If the weathermen and Facebook statuses are to be believed, right now a blizzard should be hitting the U of C campus, bringing with it as much as 18 inches of snow. In spite of icy sidewalks and burgeoning snow drifts, we students will continue to trudge around campus, unless a particularly kind professor (or rather, one finding it impossible to drive into Hyde Park from the suburbs) cancels his or her class, bestowing on us at least a partial, unofficial snow day.
If you were expecting an official, University-wide snow day, it’s probable that you’re from the South or some other place with a warm climate, and you’re still adjusting to the concept of “snow” in the first place. In fact, the entire city of Chicago has an illustrious history of not stopping business as usual for such a weak reason as some snowfall. The public school system hasn’t had a snow day since 1999, when conditions got so severe that Lake Shore Drive shut down for the first time ever. Even then, the University did not close.

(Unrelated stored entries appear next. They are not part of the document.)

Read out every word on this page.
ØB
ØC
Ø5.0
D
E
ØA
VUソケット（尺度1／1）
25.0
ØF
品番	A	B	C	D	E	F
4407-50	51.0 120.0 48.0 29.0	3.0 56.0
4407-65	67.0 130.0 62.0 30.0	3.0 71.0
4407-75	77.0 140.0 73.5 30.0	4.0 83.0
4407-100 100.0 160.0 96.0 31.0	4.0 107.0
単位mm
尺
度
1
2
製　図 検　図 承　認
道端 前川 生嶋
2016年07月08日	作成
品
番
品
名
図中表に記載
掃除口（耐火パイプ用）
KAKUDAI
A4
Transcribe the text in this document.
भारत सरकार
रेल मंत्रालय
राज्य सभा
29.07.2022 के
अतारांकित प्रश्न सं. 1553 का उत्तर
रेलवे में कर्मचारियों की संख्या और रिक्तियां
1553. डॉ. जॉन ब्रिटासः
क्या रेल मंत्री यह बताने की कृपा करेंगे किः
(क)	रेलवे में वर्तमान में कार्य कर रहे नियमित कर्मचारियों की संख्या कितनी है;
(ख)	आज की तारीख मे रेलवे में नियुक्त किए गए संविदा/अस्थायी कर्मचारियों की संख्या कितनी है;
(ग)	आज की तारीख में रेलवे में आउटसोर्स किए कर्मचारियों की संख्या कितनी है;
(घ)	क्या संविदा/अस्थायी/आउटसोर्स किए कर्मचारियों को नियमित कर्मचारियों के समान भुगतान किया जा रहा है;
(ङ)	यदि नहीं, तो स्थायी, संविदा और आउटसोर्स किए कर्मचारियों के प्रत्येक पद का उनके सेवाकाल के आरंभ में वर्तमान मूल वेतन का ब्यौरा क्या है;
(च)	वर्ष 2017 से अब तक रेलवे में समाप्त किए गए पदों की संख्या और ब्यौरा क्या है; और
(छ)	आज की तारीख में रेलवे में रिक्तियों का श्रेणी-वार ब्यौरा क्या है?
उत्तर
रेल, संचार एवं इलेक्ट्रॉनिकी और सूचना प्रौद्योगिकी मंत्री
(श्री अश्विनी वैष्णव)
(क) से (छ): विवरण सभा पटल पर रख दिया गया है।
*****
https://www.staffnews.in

While the University does have a procedure for canceling classes and closing administrative offices due to severe weather, it has not been carried out in recent memory. And if you’re wondering how likely the University is to pull out the snow closure procedures in the near future, just know that they’re filed in the same section of the U of C’s Emergency Management Plan as the procedures for handling a flu pandemic and for turning the ground floor of Henry Crown into a “temporary morgue.”
It fits in with the rigor of a U of C education that we essentially don’t have snow days—but it also fits our often-mocked lack of practicality. Blizzards don’t need to get as bad as the infamous Chicago Blizzard of 1967 to create hazardous situations for students and staff.
Often enough, there are situations that call for a more unified, University response than teachers canceling class to avoid dealing with the snow or in recognition of the fact that students won’t come to class anyway. Deep snow and icy conditions can slow or shut down bus travel around the neighborhood, and walking across streets in whiteout conditions is a dicey proposition.
Beyond the borders of Hyde Park, there are a few students and many more instructors and support staff who have to drive to campus as long as classes remain in session. While students might be split on the pros and cons of closing school for one day, it would be the height of selfishness to demand that these people brave a foot of snow and dangerous road conditions so that we aren’t inconvenienced. Ultimately, a snow closure isn’t about the safety of people who live on Drexel or Ellis; it’s about the people who have to come from Pilsen, Edgewater, and Oak Park.
This is all to say that recognizing Chicago weather can be dangerous isn’t an admission of defeat for administrators. An official, school-wide snow day encourages students, faculty, and staff from throughout the Chicagoland area to stay home and stay safe, and sometimes that’s exactly what we need.
The Maroon Editorial Board consists of the Editor-in-Chief and the Viewpoints Editors.